Programmés pour ce lundi 7 août 2006, les examens de fin d’année pour les 1ère et 2ème années de la Faculté des sciences juridiques et économiques, n’ont pas eu lieu. Pour cause : les étudiants ne veulent pas composer.
Pour mémoire, l’administration de ladite faculté avait décidé, d’un commun accord avec le corps professoral, d’organiser les examens au retour des vacances fixées au 15 juillet.
La décision s’expliquait selon eux, par la non efficacité des examens pendant les vacances et les coûts supplémentaires que cela engendrait.

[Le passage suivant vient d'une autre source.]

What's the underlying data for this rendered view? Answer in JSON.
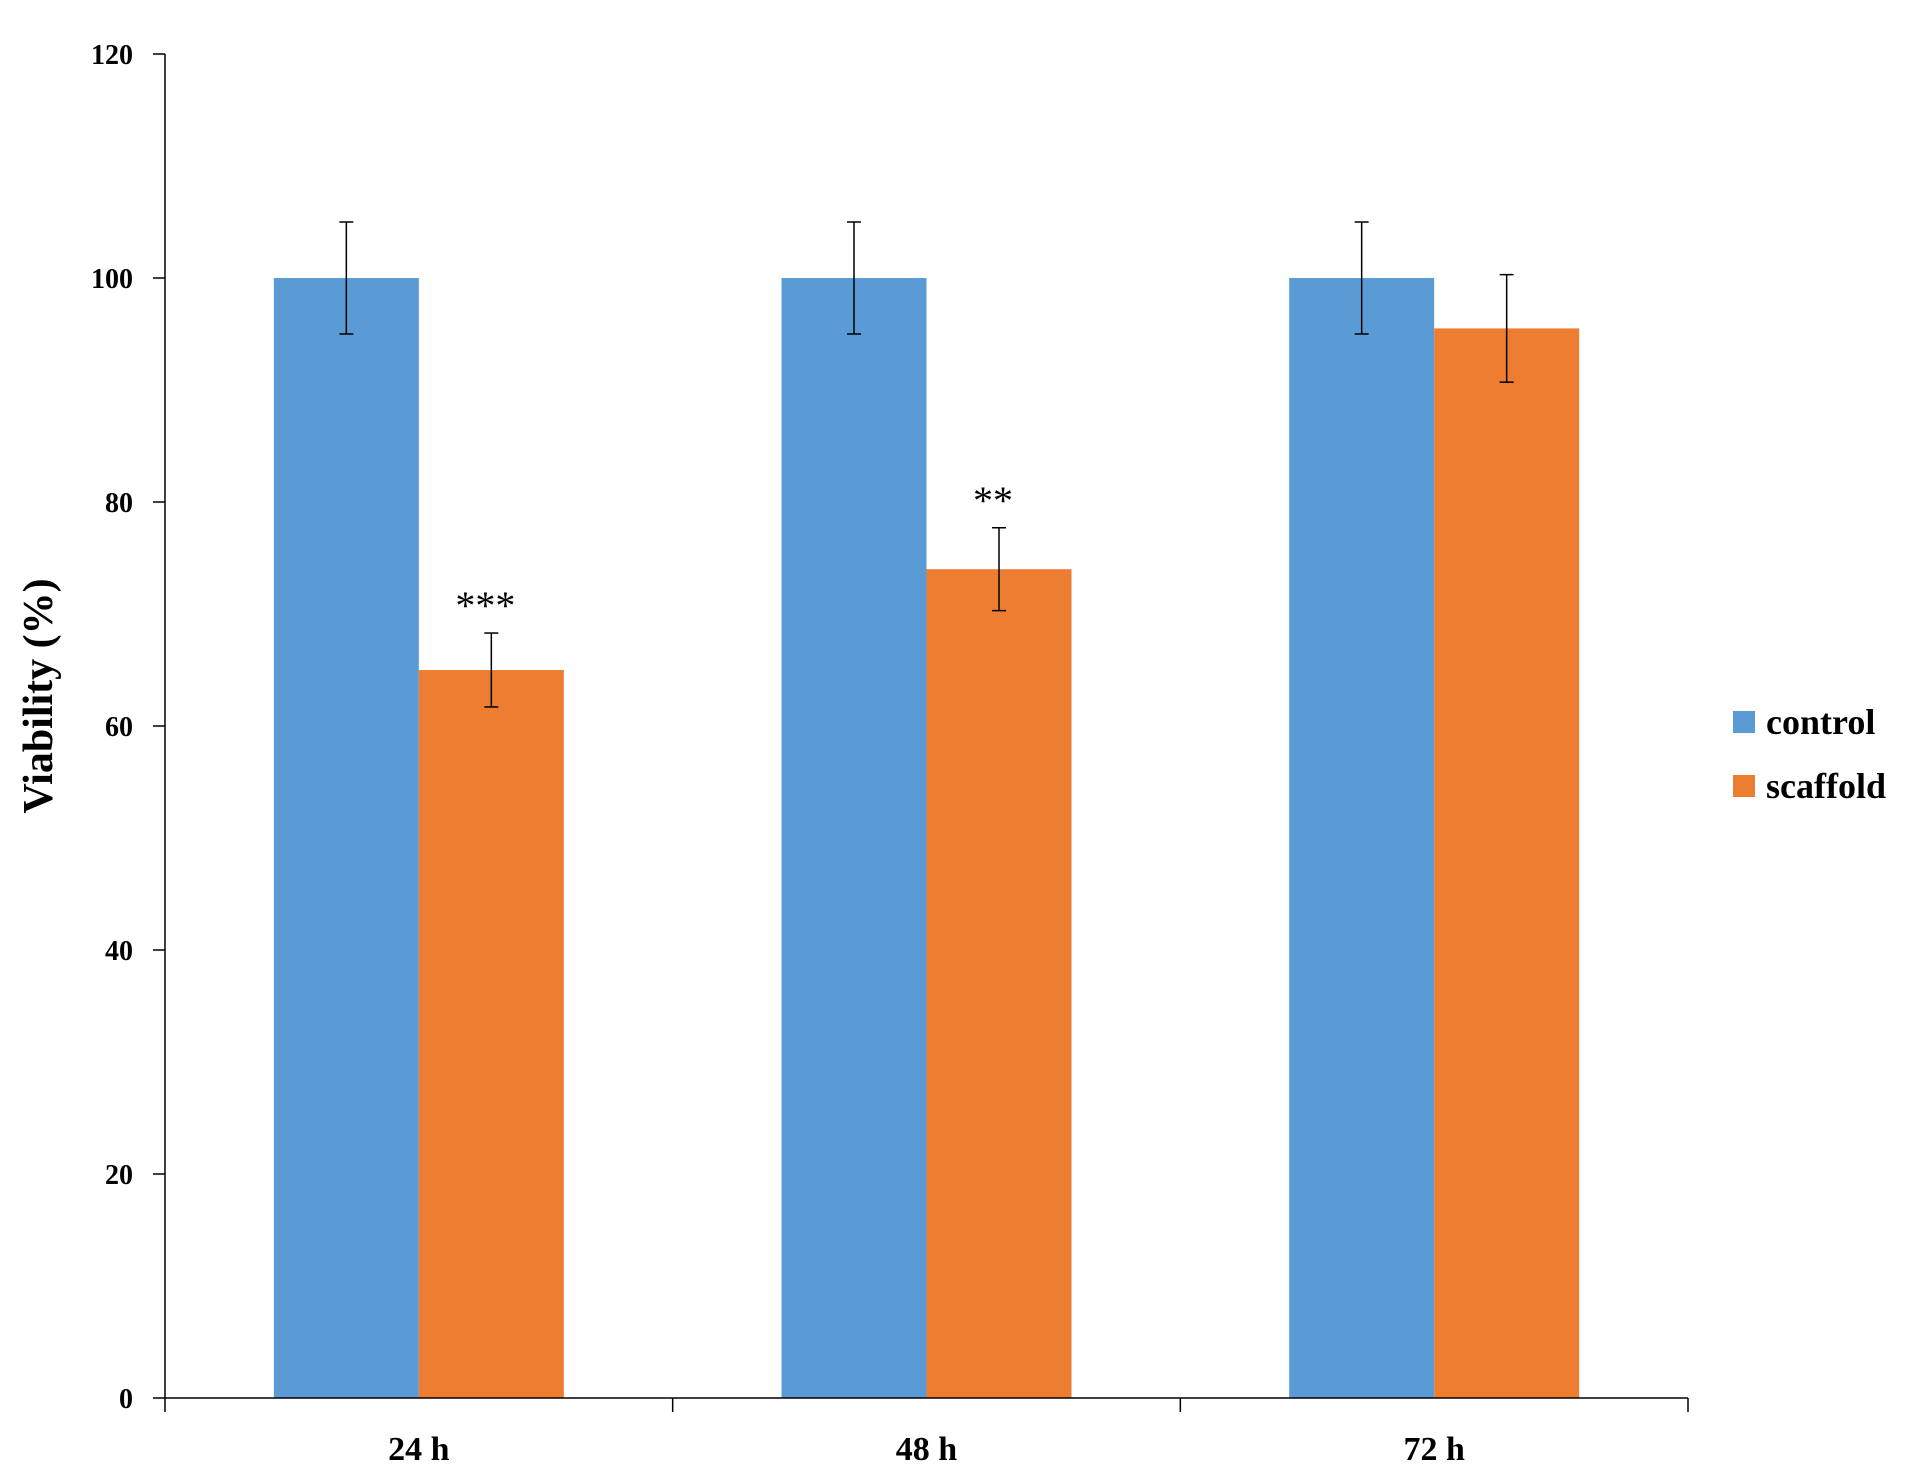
{
  "chart_data": {
    "type": "bar",
    "categories": [
      "24 h",
      "48 h",
      "72 h"
    ],
    "series": [
      {
        "name": "control",
        "color": "#5B9BD5",
        "values": [
          100,
          100,
          100
        ],
        "errors": [
          5,
          5,
          5
        ]
      },
      {
        "name": "scaffold",
        "color": "#ED7D31",
        "values": [
          65,
          74,
          95.5
        ],
        "errors": [
          3.3,
          3.7,
          4.8
        ]
      }
    ],
    "annotations": [
      "***",
      "**",
      ""
    ],
    "ylabel": "Viability (%)",
    "xlabel": "",
    "title": "",
    "ylim": [
      0,
      120
    ],
    "yticks": [
      0,
      20,
      40,
      60,
      80,
      100,
      120
    ],
    "grid": false,
    "legend_position": "right"
  }
}
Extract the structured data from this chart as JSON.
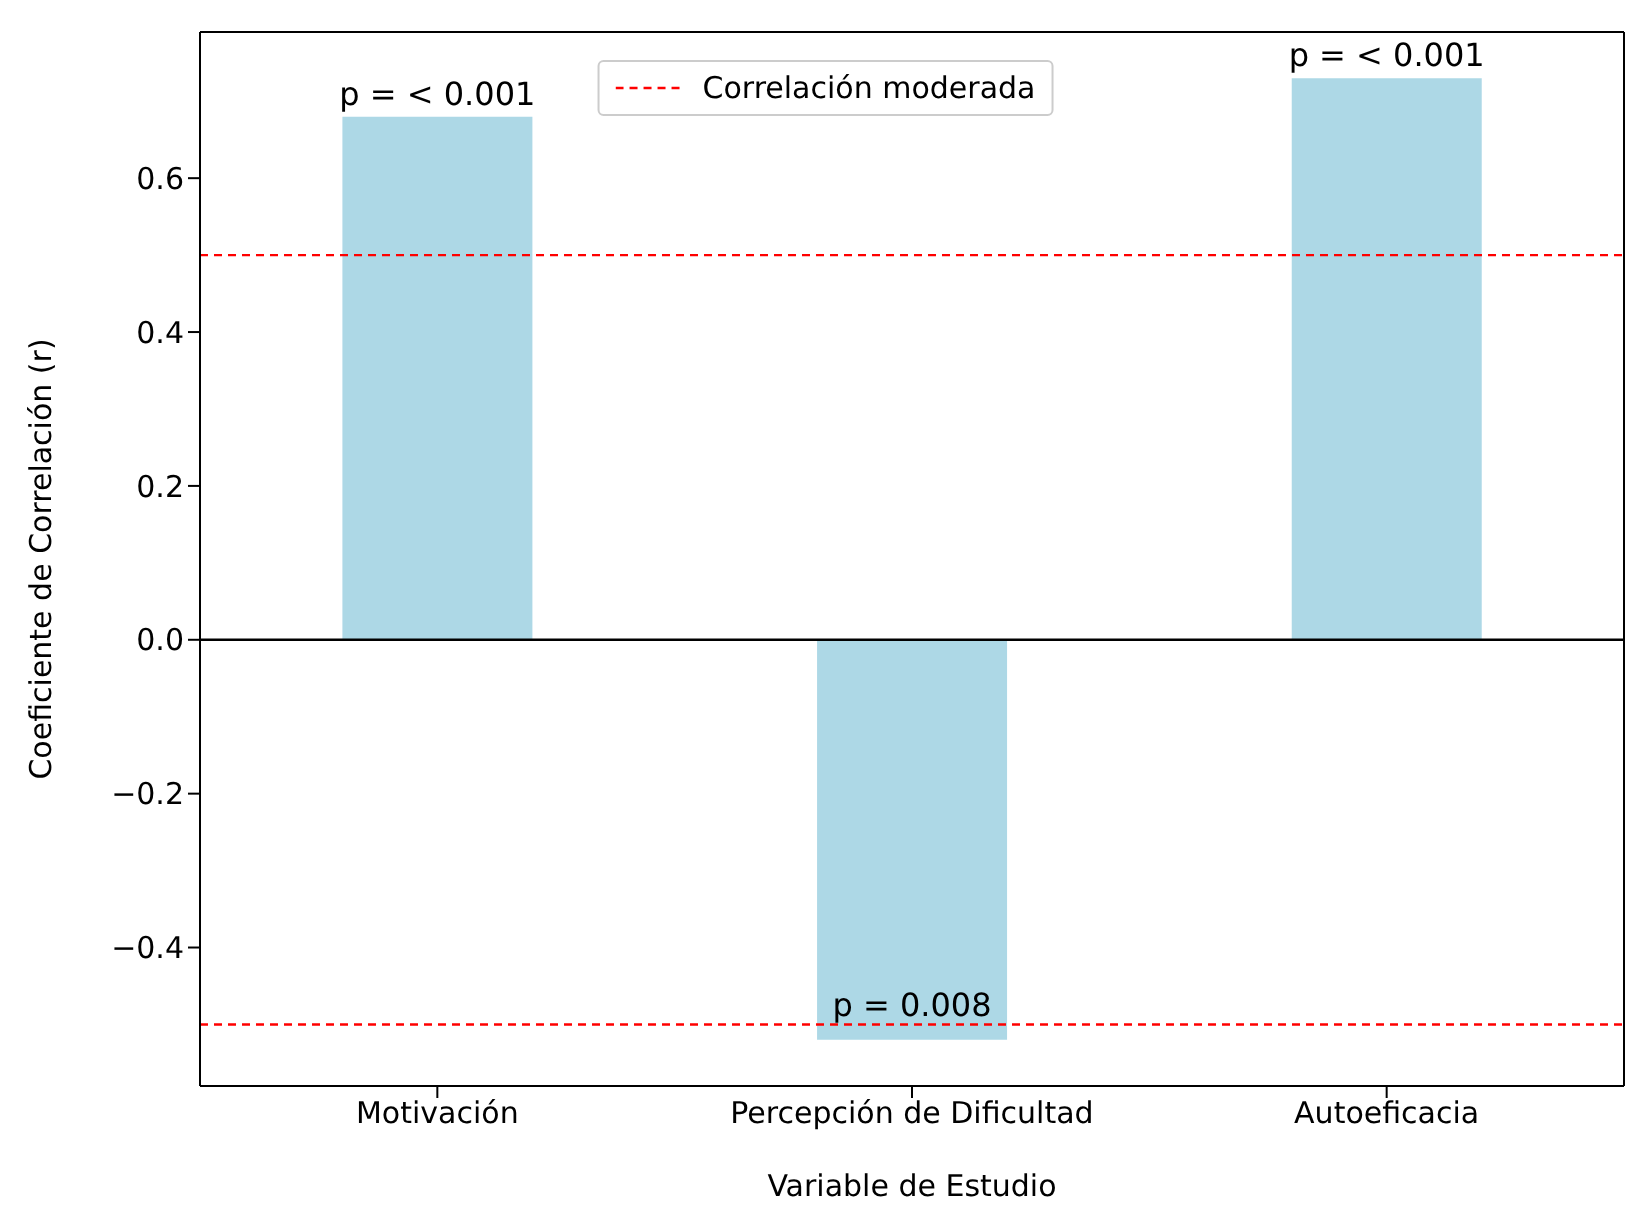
{
  "chart_data": {
    "type": "bar",
    "xlabel": "Variable de Estudio",
    "ylabel": "Coeficiente de Correlación (r)",
    "categories": [
      "Motivación",
      "Percepción de Dificultad",
      "Autoeficacia"
    ],
    "values": [
      0.68,
      -0.52,
      0.73
    ],
    "color": "#add8e6",
    "ylim": [
      -0.58,
      0.79
    ],
    "yticks": [
      {
        "value": -0.4,
        "label": "−0.4"
      },
      {
        "value": -0.2,
        "label": "−0.2"
      },
      {
        "value": 0,
        "label": "0.0"
      },
      0.2,
      0.4,
      0.6
    ],
    "ref_lines": [
      {
        "axis": "y",
        "value": 0.5,
        "label": "Correlación moderada",
        "color": "#ff0000",
        "line_style": "dashed"
      },
      {
        "axis": "y",
        "value": -0.5,
        "color": "#ff0000",
        "line_style": "dashed"
      },
      {
        "axis": "y",
        "value": 0,
        "color": "#000000",
        "line_style": "solid"
      }
    ],
    "annotations": [
      {
        "text": "p = < 0.001",
        "x": "Motivación",
        "y": 0.68
      },
      {
        "text": "p = 0.008",
        "x": "Percepción de Dificultad",
        "y": -0.52
      },
      {
        "text": "p = < 0.001",
        "x": "Autoeficacia",
        "y": 0.73
      }
    ],
    "legend": "top"
  }
}
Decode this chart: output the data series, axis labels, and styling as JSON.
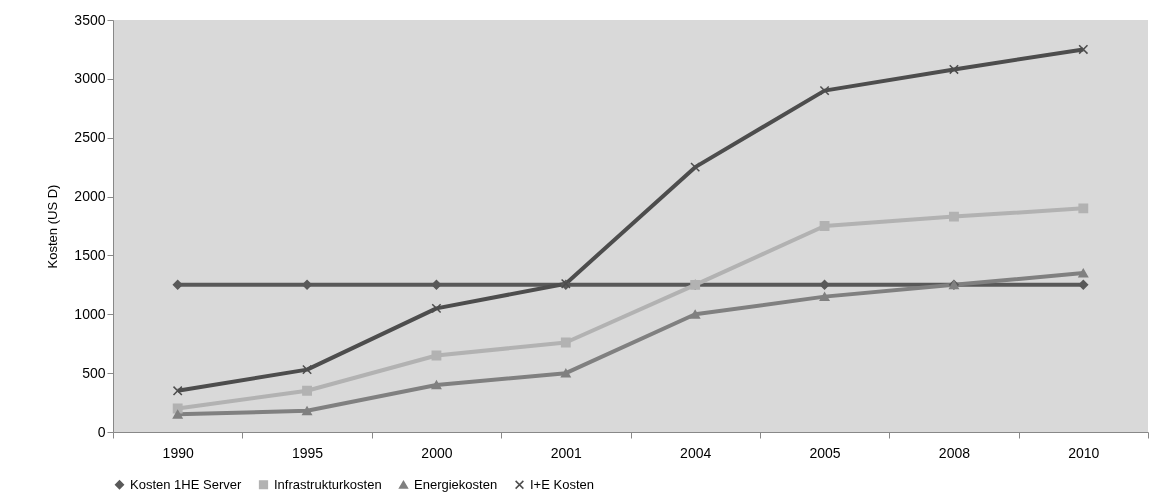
{
  "chart_data": {
    "type": "line",
    "ylabel": "Kosten (US D)",
    "categories": [
      "1990",
      "1995",
      "2000",
      "2001",
      "2004",
      "2005",
      "2008",
      "2010"
    ],
    "series": [
      {
        "name": "Kosten 1HE Server",
        "color": "#595959",
        "marker": "diamond",
        "values": [
          1250,
          1250,
          1250,
          1250,
          1250,
          1250,
          1250,
          1250
        ]
      },
      {
        "name": "Infrastrukturkosten",
        "color": "#b2b2b2",
        "marker": "square",
        "values": [
          200,
          350,
          650,
          760,
          1250,
          1750,
          1830,
          1900
        ]
      },
      {
        "name": "Energiekosten",
        "color": "#808080",
        "marker": "triangle",
        "values": [
          150,
          180,
          400,
          500,
          1000,
          1150,
          1250,
          1350
        ]
      },
      {
        "name": "I+E Kosten",
        "color": "#4d4d4d",
        "marker": "cross",
        "values": [
          350,
          530,
          1050,
          1260,
          2250,
          2900,
          3080,
          3250
        ]
      }
    ],
    "ylim": [
      0,
      3500
    ],
    "yticks": [
      0,
      500,
      1000,
      1500,
      2000,
      2500,
      3000,
      3500
    ],
    "grid": false,
    "legend": "bottom",
    "line_style": "solid"
  }
}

Cette décision n’avait pas reçu un écho favorable du côté des étudiants car pour eux, elle fait obstacle à la possibilité d’obtention de bourses cette année pour les étudiants qui aspirent aux études plus poussées à l’extérieur.
En outre, le renouvellement des instances dirigeantes de la Faculté, également prévu pour cette période, peut constituer une entrave à la tenue normale des examens.
Contre de tels arguments, l’administrateur provisoire aussi bien que les autorités, à savoir le ministre de l’Education nationale et le recteur, ont dû se plier au diktat des étudiants, en organisant les examens sans l’aval, à plus forte raison la participation de leurs profs attitrés. 
Comble de l’ironie, ce sont les mêmes étudiants qui se sont illustrés encore en boycottant les examens qu’ils avaient eux-mêmes demandés.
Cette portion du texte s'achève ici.